The reason behind this improvement is that there are tokens that are in both sentences but they differ in its first letter (as one is in uppercase and the other one is in lowercase). For example, in the third pair of sentences:

- 'John said **he** is considered a witness but not a suspect.'
- '"**He** is not a suspect anymore." John said.'

### Which is better: words or lemmas?

The results show a better performance in lemmas tokenization than in words tokenization with a slightly increment of 0.1 in *Pearson correlation coefficient* as it is nearer to 1.0 (exact linear relationship). The reason of this increment is the second pair of sentences that was explained before (with the transformation of *invaded* to *invade*).

The reason of this low correlation between the obtained results and the correct results, as it was explained in the last session, is that measuring similarities of a pair of sentences taking into consideration just the *Jaccard distance* (even with lemmas instead of words) is not enough to get the expected results.
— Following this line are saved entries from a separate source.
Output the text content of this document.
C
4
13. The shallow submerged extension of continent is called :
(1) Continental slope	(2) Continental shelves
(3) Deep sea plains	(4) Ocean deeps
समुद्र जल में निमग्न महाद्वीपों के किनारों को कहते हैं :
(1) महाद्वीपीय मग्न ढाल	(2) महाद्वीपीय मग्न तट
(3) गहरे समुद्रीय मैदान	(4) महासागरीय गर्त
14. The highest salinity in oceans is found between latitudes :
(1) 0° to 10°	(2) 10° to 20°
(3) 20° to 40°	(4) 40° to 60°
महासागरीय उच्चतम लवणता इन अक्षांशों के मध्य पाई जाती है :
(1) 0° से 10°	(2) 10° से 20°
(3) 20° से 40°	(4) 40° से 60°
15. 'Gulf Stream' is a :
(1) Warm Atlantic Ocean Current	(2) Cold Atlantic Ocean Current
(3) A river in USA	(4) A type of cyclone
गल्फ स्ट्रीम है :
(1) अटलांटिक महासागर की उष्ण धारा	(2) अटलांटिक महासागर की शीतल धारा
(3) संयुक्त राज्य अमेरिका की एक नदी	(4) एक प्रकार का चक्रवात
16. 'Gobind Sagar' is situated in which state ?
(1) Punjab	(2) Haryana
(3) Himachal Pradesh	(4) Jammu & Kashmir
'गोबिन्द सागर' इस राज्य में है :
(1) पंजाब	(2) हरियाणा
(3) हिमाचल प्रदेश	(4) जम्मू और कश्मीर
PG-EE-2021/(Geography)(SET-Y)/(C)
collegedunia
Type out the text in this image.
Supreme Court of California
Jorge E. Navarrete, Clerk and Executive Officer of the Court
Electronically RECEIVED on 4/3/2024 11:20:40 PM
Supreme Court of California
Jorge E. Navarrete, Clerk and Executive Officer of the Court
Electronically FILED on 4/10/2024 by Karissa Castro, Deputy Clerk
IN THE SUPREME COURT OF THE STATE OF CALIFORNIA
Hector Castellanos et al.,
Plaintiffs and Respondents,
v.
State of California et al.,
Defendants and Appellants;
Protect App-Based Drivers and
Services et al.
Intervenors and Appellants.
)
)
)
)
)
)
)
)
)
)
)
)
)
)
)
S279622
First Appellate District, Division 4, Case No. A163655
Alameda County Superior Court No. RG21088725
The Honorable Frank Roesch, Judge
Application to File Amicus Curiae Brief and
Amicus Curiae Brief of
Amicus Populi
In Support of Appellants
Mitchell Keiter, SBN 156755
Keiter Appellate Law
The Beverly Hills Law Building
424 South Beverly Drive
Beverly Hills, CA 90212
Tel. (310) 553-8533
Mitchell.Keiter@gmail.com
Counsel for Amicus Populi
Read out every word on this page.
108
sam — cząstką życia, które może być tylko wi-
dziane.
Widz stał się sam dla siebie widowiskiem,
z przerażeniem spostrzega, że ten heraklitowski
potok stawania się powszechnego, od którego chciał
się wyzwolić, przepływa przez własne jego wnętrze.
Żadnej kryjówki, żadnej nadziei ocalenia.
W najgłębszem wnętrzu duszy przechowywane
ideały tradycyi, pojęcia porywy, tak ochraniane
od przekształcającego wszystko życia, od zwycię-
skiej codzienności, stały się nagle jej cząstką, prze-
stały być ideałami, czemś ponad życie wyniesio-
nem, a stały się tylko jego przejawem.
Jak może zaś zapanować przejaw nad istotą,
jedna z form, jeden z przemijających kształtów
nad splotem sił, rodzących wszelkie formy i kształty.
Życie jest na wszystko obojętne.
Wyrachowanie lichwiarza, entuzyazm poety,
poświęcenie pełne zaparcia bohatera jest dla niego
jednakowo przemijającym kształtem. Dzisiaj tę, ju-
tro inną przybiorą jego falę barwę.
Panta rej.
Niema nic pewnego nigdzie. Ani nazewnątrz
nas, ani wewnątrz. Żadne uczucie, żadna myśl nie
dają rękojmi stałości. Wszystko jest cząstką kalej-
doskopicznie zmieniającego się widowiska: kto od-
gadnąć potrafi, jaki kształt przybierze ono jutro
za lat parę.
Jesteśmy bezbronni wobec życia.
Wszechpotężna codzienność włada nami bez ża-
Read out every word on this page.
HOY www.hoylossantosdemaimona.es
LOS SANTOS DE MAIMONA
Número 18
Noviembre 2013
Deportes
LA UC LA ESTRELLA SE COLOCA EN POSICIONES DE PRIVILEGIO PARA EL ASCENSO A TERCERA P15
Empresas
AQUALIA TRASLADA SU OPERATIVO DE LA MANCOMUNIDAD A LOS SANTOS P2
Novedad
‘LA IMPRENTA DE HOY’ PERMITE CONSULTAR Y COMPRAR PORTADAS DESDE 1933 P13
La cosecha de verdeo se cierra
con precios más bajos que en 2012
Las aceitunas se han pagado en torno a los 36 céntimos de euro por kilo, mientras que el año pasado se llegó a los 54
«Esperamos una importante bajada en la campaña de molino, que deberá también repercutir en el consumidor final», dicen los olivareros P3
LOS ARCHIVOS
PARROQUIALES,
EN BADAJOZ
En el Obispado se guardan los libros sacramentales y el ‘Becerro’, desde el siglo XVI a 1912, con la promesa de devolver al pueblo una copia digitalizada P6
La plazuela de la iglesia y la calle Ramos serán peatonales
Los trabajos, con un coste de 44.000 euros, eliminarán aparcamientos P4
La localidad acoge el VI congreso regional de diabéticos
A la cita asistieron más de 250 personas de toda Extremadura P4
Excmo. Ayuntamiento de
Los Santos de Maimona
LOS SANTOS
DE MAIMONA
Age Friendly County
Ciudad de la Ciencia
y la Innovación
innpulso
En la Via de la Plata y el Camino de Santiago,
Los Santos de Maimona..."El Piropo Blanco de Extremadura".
For example, the first pair of sentences (0.31 obtained vs 1.0 expected) means the same thing but are written using other words and consequently, the use of this technique might fail:

- 'The bird **is** bathing **in the** sink.'
- 'Birdie **is** washing itself **in the** water basin.'

Other elements (for example, sentiment analysis or sentence context) should be studied to get a higher *Pearson correlation coefficient* between obtained results and expected results.



### Do you think that could perform better for any pair of texts?

The performance of lemmas tokenization is better than word tokenization only in the pair of texts that includes the appropiate morphemes. For example, as it was shown in the third pair of sentences:

**Original Sentences**
- 'In May 2010, the troops attempted to *invade* Kabul.'
- 'The US army *invaded* Kabul on May 7th last year, 2010.'

**Sentences tokenized by lemmas**
- 'In may 2010, the troop attempt to **invade** kabul.'
- 'The u army **invade** kabul on may 7th last year, 2010. '

The performance is better as using the lemma token instead of the word token allows the system to compare correctly that both sentences have the idea of an "invasion".

Nevertheless, the lemma tokenization does not perform better always as it can be seen in the following pair of sentences (first pair):

**Original Sentences**
- 'The bird **is** bathing in the sink.' 
- 'Birdie **is** washing itself in the water basin.'

**Sentences tokenized by lemmas**
- 'The bird **be** bath in the sink.'
- 'birdie **be** wash itself in the water basin.'

In this case, as it was already in the same tense, *Jaccard distance* computation will have the same result.

Moreover, the morphemes of the words give information about the similarity of a pair of texts sometimes. For example:

**Original Sentences Example**
- 'He **went** to the supermarket'. 
- 'He **is going** to the supermarket'.

When it is tokenized by words and lemmas results in:

In [13]:
new_pair_w = ((nltk.word_tokenize('He went to the supermarket'), 
               nltk.word_tokenize('He is going to the supermarket')))

new_pair_l = ([lemmatize(word) for word in pos_tag(['He', 'went', 'to', 'the', 'supermarket'])],
             [lemmatize(word) for word in pos_tag(['He', 'is', 'going', 'to', 'the', 'supermarket'])])

print("Sentences tokenized by words:", new_pair_w)
print("Sentences tokenized by lemmas:", new_pair_l)

Sentences tokenized by words: (['He', 'went', 'to', 'the', 'supermarket'], ['He', 'is', 'going', 'to', 'the', 'supermarket'])
Sentences tokenized by lemmas: (['He', 'go', 'to', 'the', 'supermarket'], ['He', 'be', 'go', 'to', 'the', 'supermarket'])


In [14]:
print("Similarity between sentences tokenized by words:", 
     (1 - jaccard_distance(set(new_pair_w[0]), set(new_pair_w[1]))))

print("Similarity between sentences tokenized by lemmas:", 
     (1 - jaccard_distance(set(new_pair_l[0]), set(new_pair_l[1]))))

Similarity between sentences tokenized by words: 0.5714285714285714
Similarity between sentences tokenized by lemmas: 0.8333333333333334


In this case, the similarity between sentences tokenized by words is more accurate because the meaning of the sentences changes when a tokenization by lemmas is computed.